Subida dos preços dos cereais: pressão inflacionista transmite-se ao consumidor
O duplo impacto da seca e da guerra está a fazer subir os preços dos alimentos e a gerar preocupações com um novo agravamento da inflação.
Os operadores já começaram a reduzir as expectativas para a colheita de milho de 2026. Os futuros do milho com entrega em dezembro nos EUA subiram 10% este mês, para 5,15 dólares por bushel (alqueire), o nível mais alto desde 2023. Os preços da soja e do trigo também subiram recentemente.
Brian Choi, diretor executivo do Food Institute (Instituto de Alimentação), alerta: "Isto significa certamente preços mais altos dos alimentos." Salienta que o preço do milho já subiu quase 20% este ano, "e acabará por se refletir no consumidor".

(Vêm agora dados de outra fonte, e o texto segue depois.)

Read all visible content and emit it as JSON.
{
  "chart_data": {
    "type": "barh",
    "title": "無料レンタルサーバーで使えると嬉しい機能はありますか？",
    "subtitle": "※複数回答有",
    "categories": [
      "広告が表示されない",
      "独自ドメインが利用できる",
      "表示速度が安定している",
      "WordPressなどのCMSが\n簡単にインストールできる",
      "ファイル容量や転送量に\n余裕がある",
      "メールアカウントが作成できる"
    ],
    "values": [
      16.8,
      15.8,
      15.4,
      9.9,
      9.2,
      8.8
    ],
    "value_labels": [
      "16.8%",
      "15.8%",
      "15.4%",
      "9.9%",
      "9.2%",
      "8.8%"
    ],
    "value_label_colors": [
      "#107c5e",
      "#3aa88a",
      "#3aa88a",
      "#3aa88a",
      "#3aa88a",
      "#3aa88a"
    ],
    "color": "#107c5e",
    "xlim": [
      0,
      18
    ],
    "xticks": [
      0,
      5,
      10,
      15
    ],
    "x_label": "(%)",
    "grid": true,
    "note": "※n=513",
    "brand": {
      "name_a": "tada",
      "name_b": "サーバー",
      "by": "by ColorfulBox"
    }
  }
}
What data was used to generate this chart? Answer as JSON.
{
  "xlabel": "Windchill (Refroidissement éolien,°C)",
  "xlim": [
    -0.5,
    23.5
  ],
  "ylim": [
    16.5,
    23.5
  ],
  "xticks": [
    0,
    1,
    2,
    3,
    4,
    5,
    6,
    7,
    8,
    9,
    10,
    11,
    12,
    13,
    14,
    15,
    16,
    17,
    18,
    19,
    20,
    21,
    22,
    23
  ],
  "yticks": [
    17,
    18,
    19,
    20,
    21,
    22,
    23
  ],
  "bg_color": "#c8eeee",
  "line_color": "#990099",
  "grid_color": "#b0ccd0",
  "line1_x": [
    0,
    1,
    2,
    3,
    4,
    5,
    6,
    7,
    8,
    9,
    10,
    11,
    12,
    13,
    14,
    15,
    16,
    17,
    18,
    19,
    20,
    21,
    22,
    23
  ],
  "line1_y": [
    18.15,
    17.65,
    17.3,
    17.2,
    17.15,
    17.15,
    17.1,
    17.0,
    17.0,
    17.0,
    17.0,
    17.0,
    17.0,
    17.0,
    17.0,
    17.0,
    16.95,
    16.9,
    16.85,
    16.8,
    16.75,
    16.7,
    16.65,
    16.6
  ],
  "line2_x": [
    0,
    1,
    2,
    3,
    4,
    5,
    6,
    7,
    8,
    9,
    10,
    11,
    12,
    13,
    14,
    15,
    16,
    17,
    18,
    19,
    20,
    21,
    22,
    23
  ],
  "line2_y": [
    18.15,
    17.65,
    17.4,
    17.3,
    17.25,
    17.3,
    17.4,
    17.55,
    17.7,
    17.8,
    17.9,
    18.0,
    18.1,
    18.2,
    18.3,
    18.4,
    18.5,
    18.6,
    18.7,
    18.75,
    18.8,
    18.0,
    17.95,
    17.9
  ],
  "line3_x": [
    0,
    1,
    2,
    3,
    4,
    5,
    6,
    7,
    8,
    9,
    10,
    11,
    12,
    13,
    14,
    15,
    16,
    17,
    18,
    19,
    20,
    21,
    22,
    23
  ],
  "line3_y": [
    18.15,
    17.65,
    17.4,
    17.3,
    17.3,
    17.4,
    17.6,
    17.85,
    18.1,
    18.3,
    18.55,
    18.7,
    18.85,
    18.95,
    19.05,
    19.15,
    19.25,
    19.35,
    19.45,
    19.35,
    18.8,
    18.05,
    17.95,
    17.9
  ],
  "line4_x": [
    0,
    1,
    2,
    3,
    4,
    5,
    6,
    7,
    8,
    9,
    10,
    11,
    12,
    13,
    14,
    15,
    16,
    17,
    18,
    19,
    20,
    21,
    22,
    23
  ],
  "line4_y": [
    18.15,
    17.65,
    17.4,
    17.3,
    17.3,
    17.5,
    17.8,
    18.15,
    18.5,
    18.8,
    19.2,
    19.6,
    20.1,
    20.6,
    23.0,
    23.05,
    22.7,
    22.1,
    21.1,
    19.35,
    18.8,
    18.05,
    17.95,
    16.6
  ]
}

Esta tendência dificulta ainda mais a avaliação do mercado sobre a trajetória da política monetária da Reserva Federal. A inflação nos EUA está atualmente acima da meta de 2% da Reserva Federal, e novas subidas dos preços dos alimentos podem aumentar a pressão para um aperto monetário.
Pressão política: estados agrícolas tornam-se variável nas eleições intercalares
A crise agrícola está a converter-se em pressão política, colocando os republicanos numa situação difícil antes das eleições intercalares.
Trump prometeu em junho "nunca dececionar os agricultores", e o seu governo solicitou nesse mês um pacote de ajuda de emergência agrícola de 11 mil milhões de dólares, abrangendo produtores de culturas de campo e culturas especiais. Mas as organizações agrícolas consideram geralmente que este valor é muito insuficiente.
Entretanto, algumas medidas políticas de Trump geraram forte reação no setor agrícola. Na semana passada, anunciou uma isenção tarifária de 90 dias para até 300 mil toneladas de carne bovina importada, uma medida que alguns criadores de gado classificam como "traição".
A ameaça dos conflitos comerciais também persiste. Vários agricultores afirmam que a política tarifária de Trump afetou as exportações agrícolas dos EUA, especialmente as vendas de soja.
O senador republicano Thom Tillis reconheceu na segunda-feira:
"A 71 dias das eleições intercalares, não temos atualmente qualquer mensagem positiva para transmitir aos estados agrícolas, e tem sido assim desde o chamado 'Dia das Tarifas Recíprocas' (Reciprocal Tariff Day) do ano passado."